The chain is loosed, the sails are spread,
The living breath is fresh behind,
As with dews and sunrise fed, _90
Comes the laughing morning wind;--
The sails are full, the boat makes head
Against the Serchio's torrent fierce,
Then flags with intermitting course,
And hangs upon the wave, and stems _95
The tempest of the...
Which fervid from its mountain source
Shallow, smooth and strong doth come,--
Swift as fire, tempestuously
It sweeps into the affrighted sea; _100
In morning's smile its eddies coil,
Its billows sparkle, toss and boil,
Torturing all its quiet light
Into columns fierce and bright.

The Serchio, twisting forth _105
Between the marble barriers which it clove
At Ripafratta, leads through the dread chasm
The wave that died the death which lovers love,
Living in what it sought; as if this spasm
Had not yet passed, the toppling mountains cling, _110
But the clear stream in full enthusiasm
Pours itself on the plain, then wandering
Down one clear path of effluence crystalline
Sends its superfluous waves, that they may fling
At Arno's feet tribute of corn and wine;
Then, through the pestilential deserts wild
Of tangled marsh and woods of stunted pine,
It rushes to the Ocean.

NOTES:
_58-_61 List, my dear fellow, the breeze blows fair;
How it scatters Dominic's long black hair!

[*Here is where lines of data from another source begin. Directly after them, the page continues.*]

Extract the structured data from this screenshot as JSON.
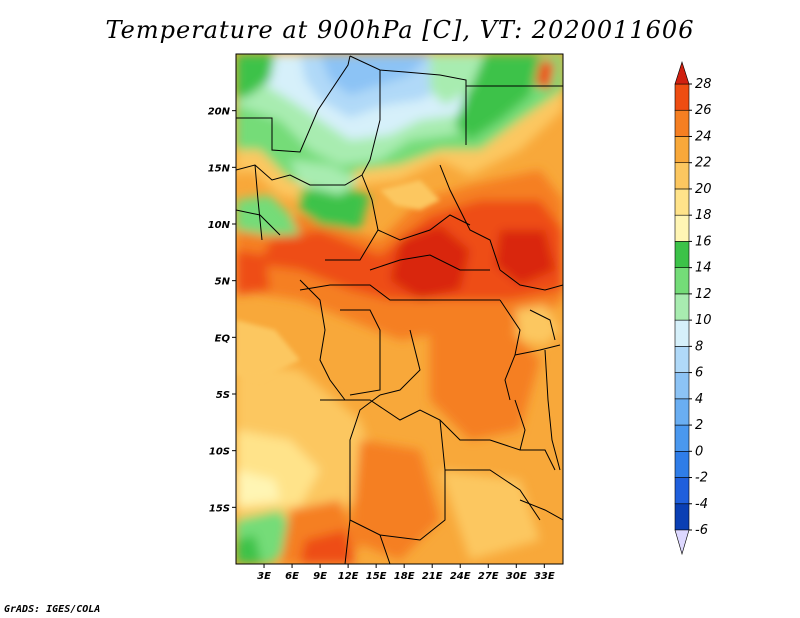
{
  "title": "Temperature at 900hPa [C], VT: 2020011606",
  "footer": "GrADS: IGES/COLA",
  "map": {
    "type": "filled-contour",
    "variable": "Temperature at 900hPa",
    "units": "C",
    "lon_range": [
      0,
      35
    ],
    "lat_range": [
      -20,
      25
    ],
    "lon_ticks": [
      {
        "value": 3,
        "label": "3E"
      },
      {
        "value": 6,
        "label": "6E"
      },
      {
        "value": 9,
        "label": "9E"
      },
      {
        "value": 12,
        "label": "12E"
      },
      {
        "value": 15,
        "label": "15E"
      },
      {
        "value": 18,
        "label": "18E"
      },
      {
        "value": 21,
        "label": "21E"
      },
      {
        "value": 24,
        "label": "24E"
      },
      {
        "value": 27,
        "label": "27E"
      },
      {
        "value": 30,
        "label": "30E"
      },
      {
        "value": 33,
        "label": "33E"
      }
    ],
    "lat_ticks": [
      {
        "value": 20,
        "label": "20N"
      },
      {
        "value": 15,
        "label": "15N"
      },
      {
        "value": 10,
        "label": "10N"
      },
      {
        "value": 5,
        "label": "5N"
      },
      {
        "value": 0,
        "label": "EQ"
      },
      {
        "value": -5,
        "label": "5S"
      },
      {
        "value": -10,
        "label": "10S"
      },
      {
        "value": -15,
        "label": "15S"
      }
    ]
  },
  "colorbar": {
    "levels": [
      "-6",
      "-4",
      "-2",
      "0",
      "2",
      "4",
      "6",
      "8",
      "10",
      "12",
      "14",
      "16",
      "18",
      "20",
      "22",
      "24",
      "26",
      "28"
    ],
    "colors": [
      "#0a0a78",
      "#0a3fb4",
      "#1f5fdc",
      "#2f7de8",
      "#4a98ef",
      "#6aaef2",
      "#8cc3f5",
      "#b0d9f8",
      "#d6f0fa",
      "#a8ecb0",
      "#74dc78",
      "#3cc248",
      "#fff5b4",
      "#ffe38a",
      "#fcc760",
      "#f8a83a",
      "#f57f22",
      "#ee4d12",
      "#d92608"
    ],
    "under_color": "#ddd8ff",
    "over_color": "#d02010"
  }
}
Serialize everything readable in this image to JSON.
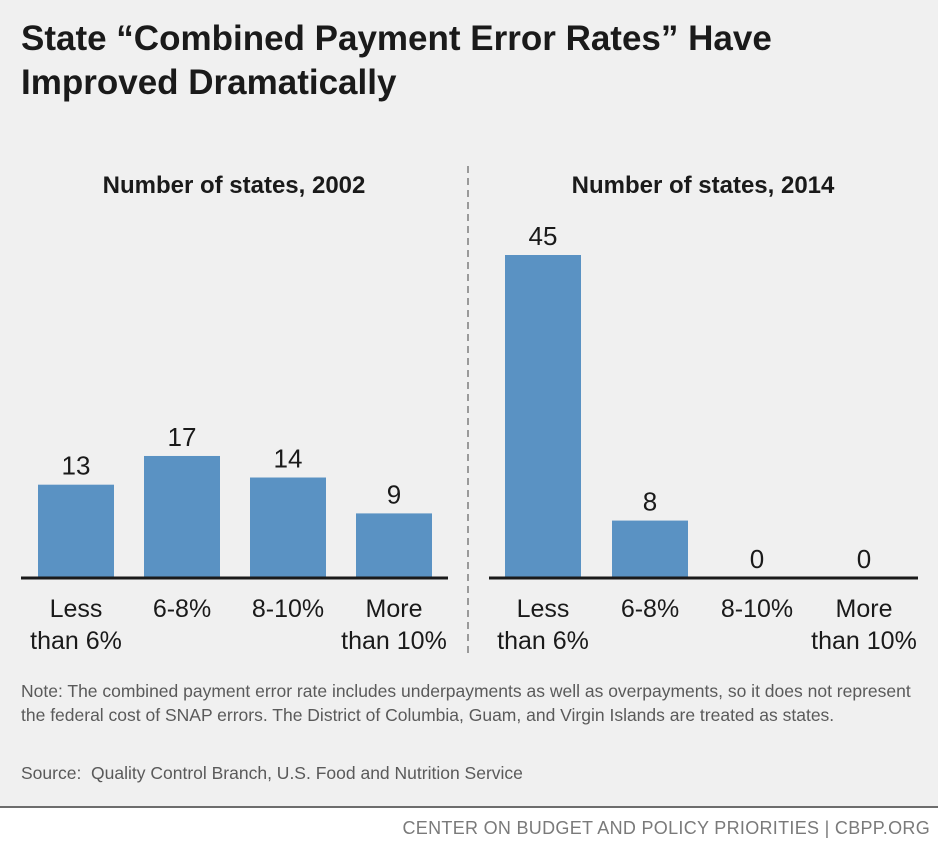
{
  "title": "State “Combined Payment Error Rates” Have Improved Dramatically",
  "note": "Note: The combined payment error rate includes underpayments as well as overpayments, so it does not represent the federal cost of SNAP errors. The District of Columbia, Guam, and Virgin Islands are treated as states.",
  "source": "Source:  Quality Control Branch, U.S. Food and Nutrition Service",
  "footer": "CENTER ON BUDGET AND POLICY PRIORITIES | CBPP.ORG",
  "colors": {
    "bar": "#5a92c3",
    "axis": "#1a1a1a",
    "divider": "#9a9a9a"
  },
  "chart_data": [
    {
      "type": "bar",
      "title": "Number of states, 2002",
      "categories": [
        "Less\nthan 6%",
        "6-8%",
        "8-10%",
        "More\nthan 10%"
      ],
      "values": [
        13,
        17,
        14,
        9
      ],
      "ylim": [
        0,
        45
      ],
      "grid": false,
      "legend": "none"
    },
    {
      "type": "bar",
      "title": "Number of states, 2014",
      "categories": [
        "Less\nthan 6%",
        "6-8%",
        "8-10%",
        "More\nthan 10%"
      ],
      "values": [
        45,
        8,
        0,
        0
      ],
      "ylim": [
        0,
        45
      ],
      "grid": false,
      "legend": "none"
    }
  ]
}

Singing of us, and our lazy motions,
If I can guess a boat's emotions.'--editions 1824, 1839.
_61-_67 Rossetti places these lines conjecturally between lines 51 and 52.
_61-_65 'are evidently an alternative version of 48-51' (A.C. Bradley).
_95, _96 and stems The tempest of the wanting in editions 1824, 1839.
_112 then Boscombe manuscript; until editions 1824, 1839
_114 superfluous Boscombe manuscript; clear editions 1824, 1839.
_117 pine Boscombe manuscript; fir editions 1824, 1839.